To Seek a Newer World
The October Inauguration of S. Georgia Nugent featured art, ceremony, and down-to-earth learning
With art, ceremony, high intellect, down-to-earth learning, and some fun as well, Kenyon inaugurated S. Georgia Nugent as its eighteenth president. Inaugural festivities, spanning the weekend of October 24 to 26, included an array of events reflecting the theme that Nugent had chosen for the occasion, "to seek a newer world." The phrase, from Tennyson's poem "Ulysses," resonated for her, Nugent said in her inaugural address on Saturday, October 25, in part because it suggests the idea of crossing boundaries. That idea is certainly a fitting one for Nugent, who crossed a significant boundary in becoming the College's first female president.

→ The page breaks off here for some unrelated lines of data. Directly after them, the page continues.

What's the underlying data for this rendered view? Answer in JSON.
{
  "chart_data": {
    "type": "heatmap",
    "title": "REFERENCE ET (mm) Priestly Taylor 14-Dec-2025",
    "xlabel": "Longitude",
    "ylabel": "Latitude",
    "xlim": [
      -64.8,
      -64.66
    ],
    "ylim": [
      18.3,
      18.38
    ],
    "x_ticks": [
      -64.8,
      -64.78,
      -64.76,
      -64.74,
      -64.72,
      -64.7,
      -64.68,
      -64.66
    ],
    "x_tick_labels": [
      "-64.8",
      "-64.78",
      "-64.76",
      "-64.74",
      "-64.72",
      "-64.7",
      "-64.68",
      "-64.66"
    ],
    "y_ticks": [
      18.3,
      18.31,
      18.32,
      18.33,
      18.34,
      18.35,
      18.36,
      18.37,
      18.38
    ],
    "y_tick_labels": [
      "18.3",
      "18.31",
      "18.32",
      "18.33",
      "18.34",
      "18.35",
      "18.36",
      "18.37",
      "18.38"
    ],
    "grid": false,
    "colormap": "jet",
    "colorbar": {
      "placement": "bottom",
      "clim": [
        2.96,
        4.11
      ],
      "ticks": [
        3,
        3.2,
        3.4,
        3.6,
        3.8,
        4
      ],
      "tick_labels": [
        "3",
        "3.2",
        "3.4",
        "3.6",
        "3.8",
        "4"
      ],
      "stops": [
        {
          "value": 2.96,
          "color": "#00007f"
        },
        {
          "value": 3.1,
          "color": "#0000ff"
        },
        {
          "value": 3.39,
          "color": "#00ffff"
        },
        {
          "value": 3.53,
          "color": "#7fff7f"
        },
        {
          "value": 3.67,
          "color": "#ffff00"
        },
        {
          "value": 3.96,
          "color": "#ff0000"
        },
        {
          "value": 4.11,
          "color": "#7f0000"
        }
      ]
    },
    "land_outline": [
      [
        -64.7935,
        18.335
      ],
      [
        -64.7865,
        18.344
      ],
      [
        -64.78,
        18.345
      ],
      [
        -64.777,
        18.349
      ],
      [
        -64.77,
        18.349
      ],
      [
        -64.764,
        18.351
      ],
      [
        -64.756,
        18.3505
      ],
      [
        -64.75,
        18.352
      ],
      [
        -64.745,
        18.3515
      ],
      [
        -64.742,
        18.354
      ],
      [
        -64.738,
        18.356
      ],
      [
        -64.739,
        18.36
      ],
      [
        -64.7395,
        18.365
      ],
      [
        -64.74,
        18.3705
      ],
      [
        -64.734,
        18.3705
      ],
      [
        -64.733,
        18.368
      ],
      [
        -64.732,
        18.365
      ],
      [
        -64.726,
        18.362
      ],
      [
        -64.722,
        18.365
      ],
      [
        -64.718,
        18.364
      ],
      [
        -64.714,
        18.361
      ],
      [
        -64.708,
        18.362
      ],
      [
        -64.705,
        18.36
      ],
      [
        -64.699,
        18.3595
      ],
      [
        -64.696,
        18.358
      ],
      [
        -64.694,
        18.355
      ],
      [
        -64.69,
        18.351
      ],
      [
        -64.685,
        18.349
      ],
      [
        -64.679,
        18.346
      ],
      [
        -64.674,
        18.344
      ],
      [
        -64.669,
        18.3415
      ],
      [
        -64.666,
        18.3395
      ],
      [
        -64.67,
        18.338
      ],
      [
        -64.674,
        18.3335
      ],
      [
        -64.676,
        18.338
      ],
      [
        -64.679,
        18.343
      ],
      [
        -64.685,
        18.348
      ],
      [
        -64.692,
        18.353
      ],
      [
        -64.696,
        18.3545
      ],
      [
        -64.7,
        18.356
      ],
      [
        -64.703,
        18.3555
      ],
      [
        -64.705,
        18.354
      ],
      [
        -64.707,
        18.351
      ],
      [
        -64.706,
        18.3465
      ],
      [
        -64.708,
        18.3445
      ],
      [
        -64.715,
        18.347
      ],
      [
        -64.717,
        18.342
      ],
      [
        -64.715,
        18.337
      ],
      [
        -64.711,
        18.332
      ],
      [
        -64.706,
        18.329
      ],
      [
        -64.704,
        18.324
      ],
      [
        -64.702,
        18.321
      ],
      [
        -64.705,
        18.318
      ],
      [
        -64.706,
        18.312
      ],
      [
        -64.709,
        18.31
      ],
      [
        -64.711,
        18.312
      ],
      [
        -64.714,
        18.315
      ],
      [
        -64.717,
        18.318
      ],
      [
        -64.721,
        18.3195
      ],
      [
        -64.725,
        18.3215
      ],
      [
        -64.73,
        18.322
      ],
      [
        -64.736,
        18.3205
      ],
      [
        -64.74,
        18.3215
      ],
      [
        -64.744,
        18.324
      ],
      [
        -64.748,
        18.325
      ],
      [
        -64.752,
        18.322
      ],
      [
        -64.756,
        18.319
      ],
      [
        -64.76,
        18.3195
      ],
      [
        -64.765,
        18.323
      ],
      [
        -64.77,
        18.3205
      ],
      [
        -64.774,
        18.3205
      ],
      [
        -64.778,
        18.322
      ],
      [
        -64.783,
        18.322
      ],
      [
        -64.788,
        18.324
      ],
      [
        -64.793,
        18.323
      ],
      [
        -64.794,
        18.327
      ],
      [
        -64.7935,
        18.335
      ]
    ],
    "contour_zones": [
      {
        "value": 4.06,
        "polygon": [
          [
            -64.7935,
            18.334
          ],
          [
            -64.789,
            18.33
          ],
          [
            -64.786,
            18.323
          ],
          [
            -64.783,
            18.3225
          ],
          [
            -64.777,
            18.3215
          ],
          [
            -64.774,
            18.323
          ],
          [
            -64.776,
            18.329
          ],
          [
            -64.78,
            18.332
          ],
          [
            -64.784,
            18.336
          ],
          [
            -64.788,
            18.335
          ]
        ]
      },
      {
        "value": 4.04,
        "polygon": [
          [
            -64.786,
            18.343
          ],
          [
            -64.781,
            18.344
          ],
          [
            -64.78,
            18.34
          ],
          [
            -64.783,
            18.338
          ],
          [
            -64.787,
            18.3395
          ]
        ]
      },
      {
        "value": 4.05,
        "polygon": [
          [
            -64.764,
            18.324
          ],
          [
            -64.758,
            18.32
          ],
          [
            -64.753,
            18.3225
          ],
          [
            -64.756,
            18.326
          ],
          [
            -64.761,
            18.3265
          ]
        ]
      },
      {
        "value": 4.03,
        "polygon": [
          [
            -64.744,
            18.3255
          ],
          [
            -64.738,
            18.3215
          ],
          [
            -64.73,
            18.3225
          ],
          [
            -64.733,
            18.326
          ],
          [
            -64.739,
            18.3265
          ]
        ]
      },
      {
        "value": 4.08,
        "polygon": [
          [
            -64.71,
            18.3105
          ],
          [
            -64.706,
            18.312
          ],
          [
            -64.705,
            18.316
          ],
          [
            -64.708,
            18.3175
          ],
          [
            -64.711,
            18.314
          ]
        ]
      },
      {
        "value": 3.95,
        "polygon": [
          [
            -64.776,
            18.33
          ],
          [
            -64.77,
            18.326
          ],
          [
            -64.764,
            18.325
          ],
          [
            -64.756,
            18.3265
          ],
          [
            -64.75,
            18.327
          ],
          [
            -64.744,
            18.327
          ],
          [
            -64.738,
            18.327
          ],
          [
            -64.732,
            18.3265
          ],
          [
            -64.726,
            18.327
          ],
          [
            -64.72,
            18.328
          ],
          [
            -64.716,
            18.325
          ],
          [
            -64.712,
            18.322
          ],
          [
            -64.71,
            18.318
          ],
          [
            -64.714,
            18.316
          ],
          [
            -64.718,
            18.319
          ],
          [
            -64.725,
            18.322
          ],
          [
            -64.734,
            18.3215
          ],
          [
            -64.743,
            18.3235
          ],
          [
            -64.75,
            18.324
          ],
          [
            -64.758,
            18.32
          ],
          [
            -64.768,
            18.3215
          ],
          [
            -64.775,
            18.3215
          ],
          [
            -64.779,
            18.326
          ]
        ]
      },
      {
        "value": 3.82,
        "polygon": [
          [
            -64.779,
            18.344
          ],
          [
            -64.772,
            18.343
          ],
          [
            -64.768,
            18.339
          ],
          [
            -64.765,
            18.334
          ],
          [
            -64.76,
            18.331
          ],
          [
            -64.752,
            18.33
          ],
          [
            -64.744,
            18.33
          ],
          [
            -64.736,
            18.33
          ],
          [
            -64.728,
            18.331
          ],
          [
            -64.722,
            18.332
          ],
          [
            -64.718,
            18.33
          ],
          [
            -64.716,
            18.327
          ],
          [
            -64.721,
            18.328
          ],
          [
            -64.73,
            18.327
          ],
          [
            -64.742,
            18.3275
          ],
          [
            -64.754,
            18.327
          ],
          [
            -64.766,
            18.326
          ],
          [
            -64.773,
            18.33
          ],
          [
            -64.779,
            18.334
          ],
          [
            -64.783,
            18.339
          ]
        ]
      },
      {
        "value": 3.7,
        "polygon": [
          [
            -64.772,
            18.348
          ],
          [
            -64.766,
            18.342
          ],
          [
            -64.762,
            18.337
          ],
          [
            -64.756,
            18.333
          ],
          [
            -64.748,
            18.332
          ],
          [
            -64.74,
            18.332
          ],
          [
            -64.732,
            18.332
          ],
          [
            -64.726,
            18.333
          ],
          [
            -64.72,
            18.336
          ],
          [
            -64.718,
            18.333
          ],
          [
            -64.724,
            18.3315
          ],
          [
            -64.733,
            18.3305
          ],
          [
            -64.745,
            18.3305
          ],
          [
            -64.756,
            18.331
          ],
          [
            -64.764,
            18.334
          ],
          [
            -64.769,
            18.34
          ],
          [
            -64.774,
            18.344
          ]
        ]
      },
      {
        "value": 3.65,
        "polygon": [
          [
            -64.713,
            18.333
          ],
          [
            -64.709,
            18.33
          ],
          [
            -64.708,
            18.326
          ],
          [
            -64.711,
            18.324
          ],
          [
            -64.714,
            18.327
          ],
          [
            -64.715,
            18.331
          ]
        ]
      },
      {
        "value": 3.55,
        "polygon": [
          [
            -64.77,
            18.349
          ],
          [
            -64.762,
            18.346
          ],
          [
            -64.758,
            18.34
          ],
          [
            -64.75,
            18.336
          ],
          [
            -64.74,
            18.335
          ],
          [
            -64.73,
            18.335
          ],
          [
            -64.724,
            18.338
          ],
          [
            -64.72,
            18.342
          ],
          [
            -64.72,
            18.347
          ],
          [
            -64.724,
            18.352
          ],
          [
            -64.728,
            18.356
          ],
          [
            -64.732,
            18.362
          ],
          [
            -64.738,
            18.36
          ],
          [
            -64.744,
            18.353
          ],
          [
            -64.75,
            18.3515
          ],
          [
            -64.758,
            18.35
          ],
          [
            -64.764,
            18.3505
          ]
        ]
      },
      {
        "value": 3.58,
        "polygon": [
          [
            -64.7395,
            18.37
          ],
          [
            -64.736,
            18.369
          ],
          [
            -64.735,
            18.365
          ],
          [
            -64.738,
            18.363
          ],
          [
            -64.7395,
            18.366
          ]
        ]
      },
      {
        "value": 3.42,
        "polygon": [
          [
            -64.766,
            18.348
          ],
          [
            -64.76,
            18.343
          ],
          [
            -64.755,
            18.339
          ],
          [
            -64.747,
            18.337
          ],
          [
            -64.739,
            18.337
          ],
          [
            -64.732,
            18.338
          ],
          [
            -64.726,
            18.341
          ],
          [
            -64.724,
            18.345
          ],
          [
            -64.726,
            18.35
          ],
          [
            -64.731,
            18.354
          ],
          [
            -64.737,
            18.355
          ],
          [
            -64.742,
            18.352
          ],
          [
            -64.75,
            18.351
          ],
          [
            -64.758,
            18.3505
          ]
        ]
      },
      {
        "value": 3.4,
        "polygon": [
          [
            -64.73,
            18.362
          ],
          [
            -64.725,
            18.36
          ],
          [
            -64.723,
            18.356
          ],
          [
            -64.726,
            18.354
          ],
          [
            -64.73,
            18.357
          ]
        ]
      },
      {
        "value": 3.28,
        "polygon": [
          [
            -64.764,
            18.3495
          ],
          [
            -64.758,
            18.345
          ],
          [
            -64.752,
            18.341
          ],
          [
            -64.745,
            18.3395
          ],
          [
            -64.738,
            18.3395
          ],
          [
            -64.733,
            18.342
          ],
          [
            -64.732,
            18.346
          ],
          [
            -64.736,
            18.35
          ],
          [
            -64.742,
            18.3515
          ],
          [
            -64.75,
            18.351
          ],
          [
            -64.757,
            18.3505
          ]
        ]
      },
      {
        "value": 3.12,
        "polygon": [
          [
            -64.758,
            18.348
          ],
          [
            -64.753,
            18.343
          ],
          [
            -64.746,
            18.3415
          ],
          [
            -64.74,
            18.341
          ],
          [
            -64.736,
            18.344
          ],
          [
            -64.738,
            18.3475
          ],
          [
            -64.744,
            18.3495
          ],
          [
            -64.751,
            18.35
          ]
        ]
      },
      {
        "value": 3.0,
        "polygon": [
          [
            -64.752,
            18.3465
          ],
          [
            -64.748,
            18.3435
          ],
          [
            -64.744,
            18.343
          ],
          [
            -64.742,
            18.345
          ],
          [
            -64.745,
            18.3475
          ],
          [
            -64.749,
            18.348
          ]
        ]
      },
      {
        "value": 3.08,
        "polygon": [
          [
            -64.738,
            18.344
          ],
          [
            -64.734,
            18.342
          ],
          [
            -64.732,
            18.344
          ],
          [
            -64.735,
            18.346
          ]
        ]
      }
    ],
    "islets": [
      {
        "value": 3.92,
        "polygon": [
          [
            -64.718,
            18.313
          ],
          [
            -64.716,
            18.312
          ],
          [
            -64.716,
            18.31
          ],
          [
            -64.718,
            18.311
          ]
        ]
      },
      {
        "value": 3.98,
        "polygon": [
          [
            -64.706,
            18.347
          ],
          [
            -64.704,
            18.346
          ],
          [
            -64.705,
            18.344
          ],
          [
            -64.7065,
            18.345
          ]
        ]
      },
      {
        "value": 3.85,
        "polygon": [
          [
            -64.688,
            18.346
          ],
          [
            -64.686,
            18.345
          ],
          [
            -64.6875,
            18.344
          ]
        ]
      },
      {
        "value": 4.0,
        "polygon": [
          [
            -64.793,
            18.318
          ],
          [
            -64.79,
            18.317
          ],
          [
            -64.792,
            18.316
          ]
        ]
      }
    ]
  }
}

But it also proved an apt idea for the entire inaugural weekend, which featured many activities designed to reach across boundaries--between past and present, art and science, the campus and the wider community of Knox County. The afternoon of Friday, October 24, for example, was devoted to a program called "Hands On: Discover Kenyon and Knox County," offering twenty "active learning" opportunities both on- and off-campus. College offices were closed and the class schedule truncated, so that faculty and staff members along with students could join area residents in activities that ranged from exploring wetlands, to reading Maya hieroglyphs, to writing poetry, to learning dance steps for the inaugural ball.
Friday evening reached across musical genres with a concert called "Guitar Wizards," bringing together celebrated instrumentalists from three traditions--classical, country, and African. After the concert, student singing groups performed outdoors while the windows of Old Kenyon were illuminated with a message of welcome for the new president.
On Saturday morning, Kenyon alumni and faculty members participated in panel discussions on three topics related to the inaugural theme--"Linking the Arts and Sciences in a Liberal Education," "Kenyon and the World Beyond Middle Path," and "Ancient Voices in a Postmodern World."
This last topic reflected Nugent's own background as a scholar of the classics. One of the nation's leading figures in that discipline was on hand for the weekend. Robert Fagles of Princeton, a friend of Nugent's and an eminent translator renowned for his modern renderings of the Homeric epics, treated a packed hall on Saturday morning to readings from his translation of The Odyssey.
Fagles also spoke at the president's installation ceremony, which took place Saturday afternoon in the Ernst Center. (A threat of rain forced the planners to go with the indoor option for the event.) Nearly one hundred delegates representing other colleges and universities attended the installation.
David W. Horvitz, chairman of the Kenyon Board of Trustees, officially installed Nugent as the president. Joining them on the platform, and offering words of welcome, were representatives of the faculty, administration, staff, student body, parents, and alumni. A special guest, also on the platform, was Philip H. Jordan Jr., the College's sixteenth president, who bestowed upon Nugent the presidential medallion.
The weekend came to a close with an all-faith worship service on Sunday, followed by a fall celebration at the Brown Family Environmental Center.
And so, with traditions bespeaking continuity, Kenyon entered a new era. On college campuses, Nugent said in her inaugural address, "there is a constant sense . . . of renewal . . . . Enrolling in a new course, meeting a new friend, opening a new book, trying a new activity, studying a new language, embarking on a new research project--all of these are opportunities to reimagine and renew both oneself and one's world."
She invited all to take part in "this endless odyssey of education," and thereby to increase "Kenyon's capacity to act in and transform our world."